I understand and share the frustration with rebuilding. Since previous administrations were so inept, Orioles fans have been given a three-year time horizon for more than a decade and have nothing (well, except a few Jay Gibbons, Rodrigo Lopez, Daniel Cabrera and Luis Matos memories) to show for it. This time it really is different, though. Joe Sheehan wrote last week, and I agree, that Nick Markakis, Adam Jones, Matt Wieters are the types of players that form the core of a championship club. He also wrote that the Orioles should sign Teixeira, but the point remains: the Orioles actually have talent. Couple those guys with all the young pitching on the way (with the obvious caveat about the difficulty of developing young pitching), and this legitimately is a team that can compete in the very near future. Not in 2009, but maybe we can dream a little in 2010.
Clearly, as a baseball player, Teixeira would have been a perfect fit for the Orioles, a switch-hitting slugger to hit in the middle of the lineup and play excellent defense at first base. Economically, it's not quite as clear he was a great fit. In 2008, the Orioles had a team payroll of $67 million. In 2007, that number was $93 million. Assuming that the Orioles were willing to go back to or a little above 2007 levels, commiting roughly 23% of your payroll to one player is typically not a formula for success. Couple that with the uncertainty surrounding today's economy, and pulling out of the bidding may turn out to be a very wise decision.

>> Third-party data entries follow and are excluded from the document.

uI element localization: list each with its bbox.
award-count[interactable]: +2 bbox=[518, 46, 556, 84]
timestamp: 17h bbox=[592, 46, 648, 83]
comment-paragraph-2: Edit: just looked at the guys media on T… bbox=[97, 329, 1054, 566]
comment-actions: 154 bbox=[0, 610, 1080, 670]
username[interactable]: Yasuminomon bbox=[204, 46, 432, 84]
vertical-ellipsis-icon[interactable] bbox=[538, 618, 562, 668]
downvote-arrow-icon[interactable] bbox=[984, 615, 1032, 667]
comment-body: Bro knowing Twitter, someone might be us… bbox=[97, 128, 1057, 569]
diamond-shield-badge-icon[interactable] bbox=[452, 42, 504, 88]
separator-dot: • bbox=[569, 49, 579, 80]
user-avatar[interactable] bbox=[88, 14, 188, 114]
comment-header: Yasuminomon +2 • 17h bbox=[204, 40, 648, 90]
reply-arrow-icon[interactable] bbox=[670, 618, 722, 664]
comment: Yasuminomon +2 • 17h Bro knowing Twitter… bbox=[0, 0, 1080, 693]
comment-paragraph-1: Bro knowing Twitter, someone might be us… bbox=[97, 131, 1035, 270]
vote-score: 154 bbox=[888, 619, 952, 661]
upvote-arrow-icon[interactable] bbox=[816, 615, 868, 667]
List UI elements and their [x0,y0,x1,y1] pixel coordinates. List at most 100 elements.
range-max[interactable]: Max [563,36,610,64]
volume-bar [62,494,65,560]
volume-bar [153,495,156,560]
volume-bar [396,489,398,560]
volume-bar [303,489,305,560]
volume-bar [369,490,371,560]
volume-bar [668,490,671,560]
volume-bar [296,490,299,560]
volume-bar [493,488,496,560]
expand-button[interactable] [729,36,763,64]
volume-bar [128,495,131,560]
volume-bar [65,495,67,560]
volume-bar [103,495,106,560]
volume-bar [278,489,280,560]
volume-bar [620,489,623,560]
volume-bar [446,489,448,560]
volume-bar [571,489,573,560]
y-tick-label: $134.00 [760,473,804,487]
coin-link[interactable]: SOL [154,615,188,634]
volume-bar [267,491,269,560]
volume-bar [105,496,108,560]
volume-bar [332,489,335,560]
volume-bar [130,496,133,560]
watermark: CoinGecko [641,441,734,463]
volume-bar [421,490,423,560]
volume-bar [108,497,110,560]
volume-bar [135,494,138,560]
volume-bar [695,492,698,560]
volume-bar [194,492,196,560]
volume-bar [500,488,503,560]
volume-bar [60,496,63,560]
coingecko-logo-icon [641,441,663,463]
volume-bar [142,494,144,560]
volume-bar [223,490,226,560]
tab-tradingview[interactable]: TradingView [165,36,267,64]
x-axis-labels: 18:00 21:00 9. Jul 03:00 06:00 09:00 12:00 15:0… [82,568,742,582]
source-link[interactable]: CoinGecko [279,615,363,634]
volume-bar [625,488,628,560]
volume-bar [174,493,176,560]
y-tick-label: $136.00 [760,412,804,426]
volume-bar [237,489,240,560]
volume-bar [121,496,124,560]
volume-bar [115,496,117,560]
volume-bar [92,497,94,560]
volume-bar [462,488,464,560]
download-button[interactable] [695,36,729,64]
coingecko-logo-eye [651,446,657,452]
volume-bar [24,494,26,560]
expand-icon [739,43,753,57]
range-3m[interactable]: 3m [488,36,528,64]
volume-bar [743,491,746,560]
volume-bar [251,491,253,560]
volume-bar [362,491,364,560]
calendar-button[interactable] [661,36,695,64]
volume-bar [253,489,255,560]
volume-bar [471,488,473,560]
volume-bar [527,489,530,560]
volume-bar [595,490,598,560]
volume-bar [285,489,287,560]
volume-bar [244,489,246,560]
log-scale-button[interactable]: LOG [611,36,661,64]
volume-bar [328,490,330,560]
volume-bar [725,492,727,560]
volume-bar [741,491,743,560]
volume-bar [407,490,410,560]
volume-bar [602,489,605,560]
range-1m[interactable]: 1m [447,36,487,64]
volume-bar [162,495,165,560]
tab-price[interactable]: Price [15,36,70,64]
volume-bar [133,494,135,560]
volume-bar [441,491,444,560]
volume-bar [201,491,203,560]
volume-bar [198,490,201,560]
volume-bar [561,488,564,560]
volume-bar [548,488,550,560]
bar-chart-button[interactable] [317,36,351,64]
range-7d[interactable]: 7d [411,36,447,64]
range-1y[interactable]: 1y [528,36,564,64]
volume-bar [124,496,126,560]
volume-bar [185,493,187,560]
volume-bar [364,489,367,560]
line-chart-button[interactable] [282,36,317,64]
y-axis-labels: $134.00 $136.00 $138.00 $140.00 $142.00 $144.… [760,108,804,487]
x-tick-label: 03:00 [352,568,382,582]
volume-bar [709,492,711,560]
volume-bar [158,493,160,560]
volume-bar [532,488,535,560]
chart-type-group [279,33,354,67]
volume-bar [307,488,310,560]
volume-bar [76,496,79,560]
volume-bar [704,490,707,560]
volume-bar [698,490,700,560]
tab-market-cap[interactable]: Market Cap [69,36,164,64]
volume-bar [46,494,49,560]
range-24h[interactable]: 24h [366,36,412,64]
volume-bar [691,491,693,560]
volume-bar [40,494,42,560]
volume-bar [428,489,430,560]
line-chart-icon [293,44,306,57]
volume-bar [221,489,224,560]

So how do the Orioles move forward? Very clearly, they need to develop some of that young pitching in the minor leagues. Finding five (heck, two) competent starters is priority 1A, B, C and D. After that, they need long-term solutions for the middle infield, first base, third base (OK, the whole infield) and left field. Is Brian Roberts here for the long-term? Can the club live with a great-field, no-hit shortstop? What can Nolan Reimold provide in left? Can Aubrey Huff return some value? Where is the middle-of-the-lineup power production going to come from? Not all of those questions can be answered in 2009, but not all of them need to be; complementary players can fill many of those roles, and MacPhail has proven adept at returning value in trades. It may not feel this way while watching Sportscenter this morning, but the future is bright.